His laugh was low and slow and liquid. And there, in that always-active imagination of mine, I found a name for him. Mister Chuckles.

‘Trapped in Cold Blow. Just a slave then.’

Scared as I felt I wasn’t taking that.

‘He’s not a slave. None of us are. Never will be.’

Mister Chuckles laughed again and I wondered what was bad inside him to make a slopping noise like that.

‘Wrong there, girl. Poor but happy? Poor but free? None of that works. If you’re trapped in Cold Blow that’s just what you are. A slave. On a chain. Never going to break that either. Never going to get away.’

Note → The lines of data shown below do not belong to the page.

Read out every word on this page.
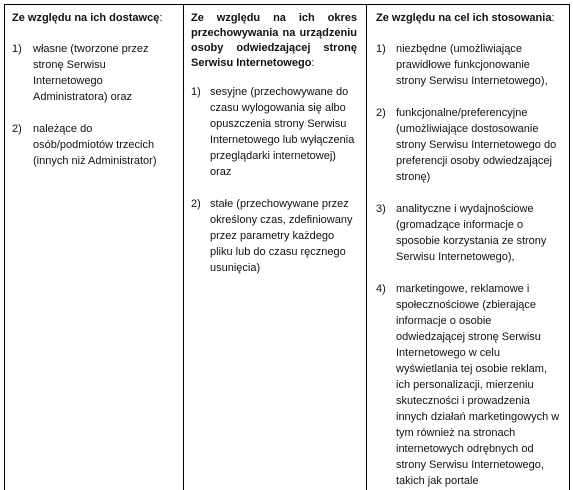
Ze względu na ich dostawcę:
1) własne (tworzone przez stronę Serwisu Internetowego Administratora) oraz
2) należące do osób/podmiotów trzecich (innych niż Administrator)
Ze względu na ich okres przechowywania na urządzeniu osoby odwiedzającej stronę Serwisu Internetowego:
1) sesyjne (przechowywane do czasu wylogowania się albo opuszczenia strony Serwisu Internetowego lub wyłączenia przeglądarki internetowej) oraz
2) stałe (przechowywane przez określony czas, zdefiniowany przez parametry każdego pliku lub do czasu ręcznego usunięcia)
Ze względu na cel ich stosowania:
1) niezbędne (umożliwiające prawidłowe funkcjonowanie strony Serwisu Internetowego),
2) funkcjonalne/preferencyjne (umożliwiające dostosowanie strony Serwisu Internetowego do preferencji osoby odwiedzającej stronę)
3) analityczne i wydajnościowe (gromadzące informacje o sposobie korzystania ze strony Serwisu Internetowego),
4) marketingowe, reklamowe i społecznościowe (zbierające informacje o osobie odwiedzającej stronę Serwisu Internetowego w celu wyświetlania tej osobie reklam, ich personalizacji, mierzeniu skuteczności i prowadzenia innych działań marketingowych w tym również na stronach internetowych odrębnych od strony Serwisu Internetowego, takich jak portale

His hand fell on my shoulder and he squeezed so hard I could feel his fingers grip my bones. Then he winked and leered, said something about how he’d never had a ginger. I couldn’t stop staring at that shiny badge on his jacket.

‘Be good now, eh? That way it won’t hurt.’

I wasn’t good.

It did hurt.


They never found him, even though I spent a long afternoon in an interview room trying to answer questions that seemed mostly about me making things up. It made a couple of paragraphs on our town bit on Facebook, the only thing that replaced our now dead local paper. A minor assault victim to go down in the statistics.

As one of the officers who turned up pointed out, it wasn’t as if he had time to get very physical. Largely because I kept fighting, screaming, scratching, trying to do as much harm to him as he wanted to inflict on me. Then a bloke with a dog came along and started shouting. All that noise and yapping chased him off.

The uniform policewoman taking notes said being alone like that by the river wasn’t the smartest thing in the circumstances. On balance, maybe I was lucky. Next time don’t expect there’ll be a stranger and a barky dog to save my bacon. If push comes to shove, she added, maybe the best thing to do is give in and hope he doesn’t murder you into the bargain. Or better still, stay indoors and never put yourself ‘at risk’ to begin with. Even out there in broad daylight. Tempting fate, that was. Self-isolation, you see, was the safest way to be, even when Doctor Covid wasn’t doing his rounds.

Facebook never mentioned my name. Didn’t matter. That place was full of gossip, some true, some not. Hard to tell the difference. Still, pretty much most of Soulswell knew Charlotte Mackintosh, the solitary ginger kid, got almost raped out trying to paint a picture. Was all round our virtual little town in a matter of hours, or so it seemed.

I didn’t go out with my easel and brushes after that. Didn’t go out much at all except to school and there I had no choice.